For the last two years, many of us who sincerely wanted Barack Obama to succeed have repeatedly called for the administration and the Democratic leadership to concentrate on rallying their liberal base. It is our belief that elections are won by getting your base to vote, not by taking it for granted and going after that elusive sliver of the electorate misleadingly referred to as “independents.”
In the run-up to the midterms, liberals tried to get the base to the polls by pointing out, quite correctly, what a disaster the Republicans represent for the future of our country. I believe that most of the liberal voters who are well-informed about what is going on in Washington realize the importance of voting. What many such liberals don’t understand is that a large percentage of the base are not particularly well-informed, and need to be rallied and courted in terms of their beliefs and interests in order to be persuaded to vote, especially in a non-Presidential race.
Obama and the Democratic leadership still cling to the Clinton-era strategy of aiming towards a supposed “center’ in order to win “moderates” and “independents” away from the Republicans. They conveniently forget that this strategy lost the Congress in 1994, made the 2000 election so close that it could be stolen, and continued to fail until the implosion of the Bush administration made the resurgence of 2006 possible, followed by Obama’s win in 2008.
Hillary Clinton ran a predictable hawkish, centrist, corporate-friendly campaign in 2008. Obama defeated her by running to her left. The fact that Obama was black was a volatile wild-card element in the primaries, and I think it made the latter stages closer than they might otherwise have been. Such is the sad truth about our country, which has been reinforced a thousandfold by the behavior of the Republicans since Obama’s victory.
Obama was never much more liberal than Clinton. But liberal voters propelled him to the White House. Once he was in there, to the dismay of those of us who are well-informed on these matters, he appointed centrists and Clintonites to almost all his major posts. He kept Bush’s defense secretary, and he even tried to appoint a right-wing Republican as his Commerce Secretary.
The President’s apparent conviction that he could work with Republicans proved false, as is now evident. I find it amazing that he didn't already know this. Eight years of Bush clearly showed the country that the Republicans were all about ruling absolutely, without compromise, and throwing red meat to their base. The Presidential campaign itself was a disgraceful display of racist code words and fear mongering, with Fox News leading the way in branding Obama a radical leftist, secret Muslim, black nationalist, and terrorist sympathizer. The empty suit McCain followed the script, and lost convincingly.

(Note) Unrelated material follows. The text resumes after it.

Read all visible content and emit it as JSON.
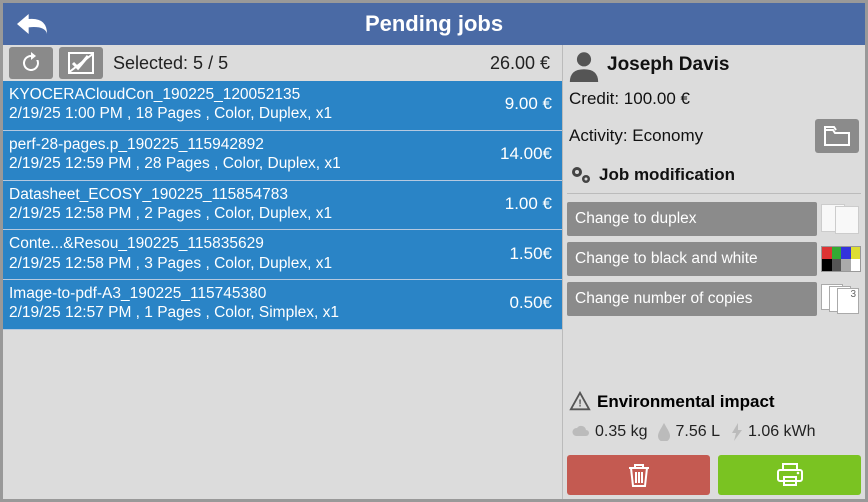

In the last two years, as the Democrats saw themselves losing the PR game to the 24-hour onslaught of Fox and its Republican parrots, the Obama team expressed frustration with the “left.” It seems that the left could never be satisfied, that they were ruining it for the Democrats, looking for perfection instead of progress, and so forth. Significantly, no one on Obama’s team would address substantive criticisms from the left concerning its war and anti-terror policies, which did not reverse the illegal actions of the Bush administration, but continued them and even reinforced them.
In any case, the “left” that the Obama administration complained about was a small group of columnists and bloggers who dared to think independently, and whose influence compared to the right wing noise machine was ludicrously overestimated. But in practice, what Obama did was exactly what Bill Clinton had done earlier—take his base for granted instead of wooing them. After all, the reasoning goes, where else do they have to go? This is, sad to say, very true, but what they don’t take into account is that the base becomes apathetic when its interests are taken for granted. Sure, it’s dumb and self-defeating for the base not to vote—nevertheless this is political reality. If you don’t stir up your base, it will become apathetic and you will lose.
The die-hard Clintonite centrists would of course dispute this point. And admittedly, there isn’t enough solid evidence to prove what I’m saying to be sound political advice. Why? Because it’s never really been tried. Not in the last forty years, at least. “Liberal” became a bad word, and the substance of liberalism was whittled away to nothing. The story of the push-over Democrat, the weak, wimpy, indecisive, cave-in Democrat, was tailored by the Reaganites, and then the Democrats tried the suit on themselves, and it fit.
Obama seems to be taking exactly the wrong lesson from the midterms. Rather than recognize the failure to rally his own base, he seems to believe that the voters are more conservative than he thought, and that he now has to kowtow to the right wing. It’s a spectacle profoundly depressing to witness.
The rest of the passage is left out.